= Panning law =

Principle in audio engineering

Panning law, or panning rule, is a recording and mixing principle that states that any signal of equal amplitude and phase that is played in both channels of a stereo system will increase in loudness up to 6.02 dBSPL, provided there is perfect response in the loudspeaker system and perfect acoustics in the room.

Often, the acoustic summing of a room and system are inferior to the ideal, so the specific relative level will increase from −3 dB to 0 dB as the mono signal is panned from center to hard left or right. The idea of including a pan law is so that when one directs signals left or right with the pan pot, the perceived loudness will stay the same.

However, both the direction of attenuation throughout the panoramic sweep and the amount by which the signal is attenuated vary according to panning rule. For example, Yamaha digital consoles employ a typical (compromise) 3 dB panning rule where the signal is at full level when pan position is centered and becomes progressively louder (up to + 3 dB) as it is panned to the right or left.

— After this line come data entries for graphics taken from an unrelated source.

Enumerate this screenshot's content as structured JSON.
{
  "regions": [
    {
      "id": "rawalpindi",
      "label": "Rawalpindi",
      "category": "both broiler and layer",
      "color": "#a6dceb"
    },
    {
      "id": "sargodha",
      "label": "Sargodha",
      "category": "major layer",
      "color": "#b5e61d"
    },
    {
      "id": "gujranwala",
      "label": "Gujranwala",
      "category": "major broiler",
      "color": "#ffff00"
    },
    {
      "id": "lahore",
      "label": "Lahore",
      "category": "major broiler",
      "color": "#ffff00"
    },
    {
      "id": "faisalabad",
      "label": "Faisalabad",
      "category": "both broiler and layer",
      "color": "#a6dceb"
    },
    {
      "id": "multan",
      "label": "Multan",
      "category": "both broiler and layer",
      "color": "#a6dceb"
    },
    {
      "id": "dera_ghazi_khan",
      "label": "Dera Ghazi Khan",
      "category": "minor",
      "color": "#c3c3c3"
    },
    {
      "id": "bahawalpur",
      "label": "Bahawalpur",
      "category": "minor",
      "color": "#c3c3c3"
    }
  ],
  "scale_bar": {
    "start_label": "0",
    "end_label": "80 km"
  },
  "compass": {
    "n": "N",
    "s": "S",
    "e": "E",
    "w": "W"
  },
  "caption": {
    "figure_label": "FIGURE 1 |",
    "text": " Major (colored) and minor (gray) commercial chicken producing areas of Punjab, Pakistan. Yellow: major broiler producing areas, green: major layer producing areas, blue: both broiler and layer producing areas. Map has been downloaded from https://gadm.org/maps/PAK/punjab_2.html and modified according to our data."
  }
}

The 3 dB panning rule is a commonly applied compromise to comply with the mediocre acoustic summing capabilities of most control rooms. However, the console manufacturer SSL used to employ a 4.5 dB panning rule, because it was believed that their expensive consoles would normally be used in tuned rooms that had acoustic summing capabilities closer to the ideal.

Many consoles that have only one panning rule employ one such that a signal panned hard left or right is at full level and becomes progressively lower in level as the pan is directed to the center.